- PhRMA Goes Further: New Ethics Code Limits Manufacturer Interactions with Health Care Professionals
- August 5, 2008 | Author: Gina M. Kastel
- Law Firm: Faegre & Benson LLP - Minneapolis Office
The Pharmaceutical Research and Manufacturers of America (PhRMA), an association representing leading pharmaceutical and biotechnology companies, released on July 10 its revised Code on Interactions with Healthcare Professionals. The new code, which becomes effective Jan. 1, 2009, includes more stringent limitations on relationships between pharmaceutical manufacturers and the health care providers who use their products.
The revised code replaces a version released by PhRMA in 2002. Its provisions include new restrictions on meals and gifts, as well as additional requirements related to training, continuing medical education and speaker compensation.
- Prohibition against the provision of restaurant meals by manufacturer sales representatives to health care professionals. The code will still permit manufacturer representatives who make informational presentations at a hospital or physician office to provide occasional modest meals in that setting in connection with the presentation. In addition to barring restaurant meals, the code prohibits company representatives from providing entertainment or recreation, such as tickets to theater or sporting events, sporting equipment or leisure travel.
- Ban against the provision of non-educational gifts, even if they are practice related. Historically, the provision of practice-related items of nominal value, such as pens, note pads, clipboards and mugs, was considered acceptable. The new code states that providing such items may foster misperceptions about the manufacturer’s relationship with the health care professionals, and therefore, bans providing the items. Manufacturers may still provide educational materials for patients with a value of $100 or less. Examples of acceptable items include anatomical models, informational brochures, and patient self-assessment and tracking tools. The code affirms that non-practice-related items, such as golf balls and sports bags, should not be provided, whether branded with the manufacturer’s logo or not.
- New training requirements for manufacturer representatives. The code requires companies to ensure their sales and other representatives (whether employed or independent contractors) receive training about the code and laws that regulate their interactions with health care professionals. Companies must also ensure their representatives have sufficient knowledge of general science and product-specific information to provide accurate information, consistent with FDA requirements.

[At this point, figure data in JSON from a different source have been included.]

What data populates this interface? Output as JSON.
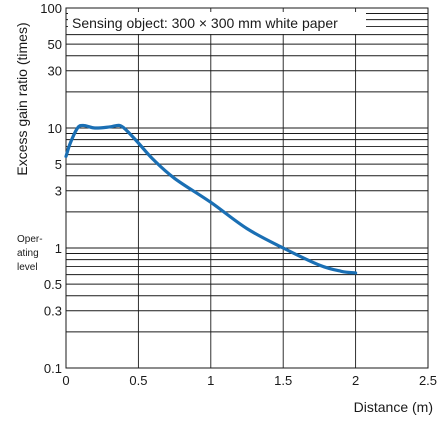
{
  "chart_data": {
    "type": "line",
    "annotation": "Sensing object: 300 × 300 mm white paper",
    "xlabel": "Distance (m)",
    "ylabel": "Excess gain ratio (times)",
    "x_scale": "linear",
    "y_scale": "log",
    "xlim": [
      0,
      2.5
    ],
    "ylim": [
      0.1,
      100
    ],
    "x_ticks": [
      "0",
      "0.5",
      "1",
      "1.5",
      "2",
      "2.5"
    ],
    "y_ticks": [
      "0.1",
      "0.3",
      "0.5",
      "1",
      "3",
      "5",
      "10",
      "30",
      "50",
      "100"
    ],
    "operating_level_label": [
      "Oper-",
      "ating",
      "level"
    ],
    "grid": "on",
    "line_color": "#1a6fb4",
    "series": [
      {
        "x": [
          0,
          0.03,
          0.08,
          0.12,
          0.2,
          0.3,
          0.37,
          0.42,
          0.5,
          0.6,
          0.75,
          1.0,
          1.25,
          1.5,
          1.75,
          1.9,
          2.0
        ],
        "y": [
          5.8,
          7.5,
          10.0,
          10.5,
          10.0,
          10.2,
          10.5,
          9.5,
          7.5,
          5.5,
          3.8,
          2.4,
          1.45,
          1.0,
          0.72,
          0.64,
          0.62
        ]
      }
    ]
  }
}
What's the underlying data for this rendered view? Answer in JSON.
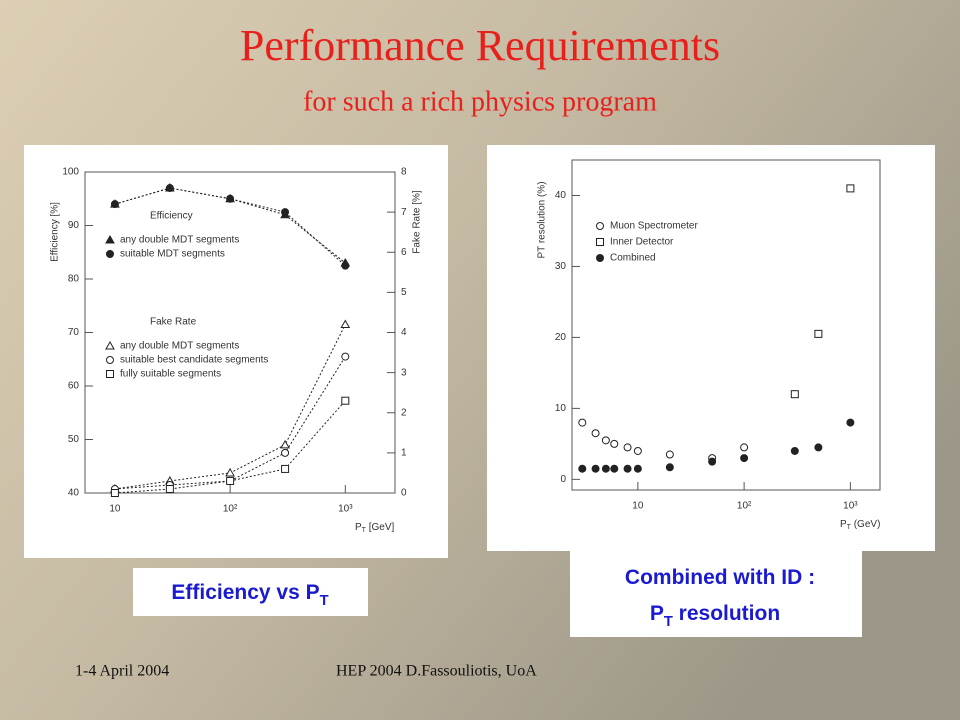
{
  "title": "Performance Requirements",
  "subtitle": "for such a rich physics program",
  "captions": [
    [
      "Efficiency vs P",
      "T"
    ],
    [
      "Combined with ID :"
    ],
    [
      "P",
      "T",
      " resolution"
    ]
  ],
  "footer": {
    "date": "1-4 April 2004",
    "author": "HEP 2004 D.Fassouliotis, UoA"
  },
  "chart_data": [
    {
      "type": "scatter",
      "lines": true,
      "log_x": true,
      "xlabel": [
        "P",
        "T",
        " [GeV]"
      ],
      "ylabel": "Efficiency [%]",
      "y2label": "Fake Rate [%]",
      "xlim": [
        5.5,
        2700
      ],
      "xticks": [
        10,
        {
          "value": 100,
          "label": "10²"
        },
        {
          "value": 1000,
          "label": "10³"
        }
      ],
      "ylim": [
        40,
        100
      ],
      "yticks": [
        40,
        50,
        60,
        70,
        80,
        90,
        100
      ],
      "y2lim": [
        0,
        8
      ],
      "y2ticks": [
        0,
        1,
        2,
        3,
        4,
        5,
        6,
        7,
        8
      ],
      "legend_titles": [
        "Efficiency",
        "Fake Rate"
      ],
      "x": [
        10,
        30,
        100,
        300,
        1000
      ],
      "series": [
        {
          "name": "any double MDT segments",
          "marker": "triangle",
          "color": "#222",
          "values": [
            94,
            97,
            95,
            92,
            83
          ]
        },
        {
          "name": "suitable MDT segments",
          "marker": "circle",
          "color": "#222",
          "values": [
            94,
            97,
            95,
            92.5,
            82.5
          ]
        },
        {
          "name": "any double MDT segments",
          "marker": "triangle-open",
          "color": "#222",
          "axis": "y2",
          "values": [
            0.1,
            0.3,
            0.5,
            1.2,
            4.2
          ]
        },
        {
          "name": "suitable best candidate segments",
          "marker": "circle-open",
          "color": "#222",
          "axis": "y2",
          "values": [
            0.1,
            0.2,
            0.3,
            1.0,
            3.4
          ]
        },
        {
          "name": "fully suitable segments",
          "marker": "square-open",
          "color": "#222",
          "axis": "y2",
          "values": [
            0.0,
            0.1,
            0.3,
            0.6,
            2.3
          ]
        }
      ]
    },
    {
      "type": "scatter",
      "lines": false,
      "log_x": true,
      "xlabel": [
        "P",
        "T",
        " (GeV)"
      ],
      "ylabel": "PT resolution (%)",
      "xlim": [
        2.4,
        1900
      ],
      "xticks": [
        10,
        {
          "value": 100,
          "label": "10²"
        },
        {
          "value": 1000,
          "label": "10³"
        }
      ],
      "ylim": [
        -1.5,
        45
      ],
      "yticks": [
        0,
        10,
        20,
        30,
        40
      ],
      "series": [
        {
          "name": "Muon Spectrometer",
          "marker": "circle-open",
          "color": "#222",
          "x": [
            3,
            4,
            5,
            6,
            8,
            10,
            20,
            50,
            100
          ],
          "values": [
            8,
            6.5,
            5.5,
            5,
            4.5,
            4,
            3.5,
            3,
            4.5
          ]
        },
        {
          "name": "Inner Detector",
          "marker": "square-open",
          "color": "#222",
          "x": [
            300,
            500,
            1000
          ],
          "values": [
            12,
            20.5,
            41
          ]
        },
        {
          "name": "Combined",
          "marker": "circle",
          "color": "#222",
          "x": [
            3,
            4,
            5,
            6,
            8,
            10,
            20,
            50,
            100,
            300,
            500,
            1000
          ],
          "values": [
            1.5,
            1.5,
            1.5,
            1.5,
            1.5,
            1.5,
            1.7,
            2.5,
            3,
            4,
            4.5,
            8
          ]
        }
      ]
    }
  ]
}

- More independence in supporting CME. Manufacturers who provide funding for continuing medical education (CME) should separate their CME grantmaking function from their sales function to help ensure the educational program promotes a full range of treatment options rather than promoting a particular medicine. Further, manufacturers should not provide meals at CME events under the new code.
- More stringent requirements for speakers and consultants. The new code requires that companies cap the total annual compensation paid to each company speaker, and develop policies concerning the use of speakers and consultants. In addition, manufacturers are expected to require speakers and consultants who are members of committees that set formularies or develop clinical guidelines to disclose their work for the manufacturer to the appropriate committee to avoid actual or apparent impropriety.
The code has always been and remains voluntary for PhRMA members. As of Jan. 1, however, new public disclosure and certification provisions will apply for companies that follow the code. The CEO and chief compliance officer of each manufacturer will be asked to certify their company’s compliance with the code and to announce their commitment to complying with the code. To encourage manufacturers to participate in the certification and public disclosure process, PhRMA will list on a public Web site the names of all manufacturers making the certification.
The Code in Context
The changes to the code reflect a general trend in the pharmaceutical and medical device industries toward increased transparency and efforts to ensure manufacturers do not inappropriately attempt to induce referrals and purchases through their relationships with health care providers. Further, it seems likely the expectations for drug and device manufacturers will continue to increase. Pending federal legislation known as the Physician Payments Sunshine Act is intended to require enhanced reporting of payments made by drug and device manufacturers to health care providers. A number of states have already enacted or are considering similar disclosure laws.
Although the AdvaMed Code of Ethics on Interaction with Health Care Professionals, the voluntary ethics code that applies to medical device manufacturers, is currently less strict in some ways than the new PhRMA code, AdvaMed may revisit its standards in light of PhRMA’s changes. Drug and device manufacturers would be well-advised to review their compliance programs and ensure sufficient resources are devoted to monitoring and navigating the changing regulatory landscape.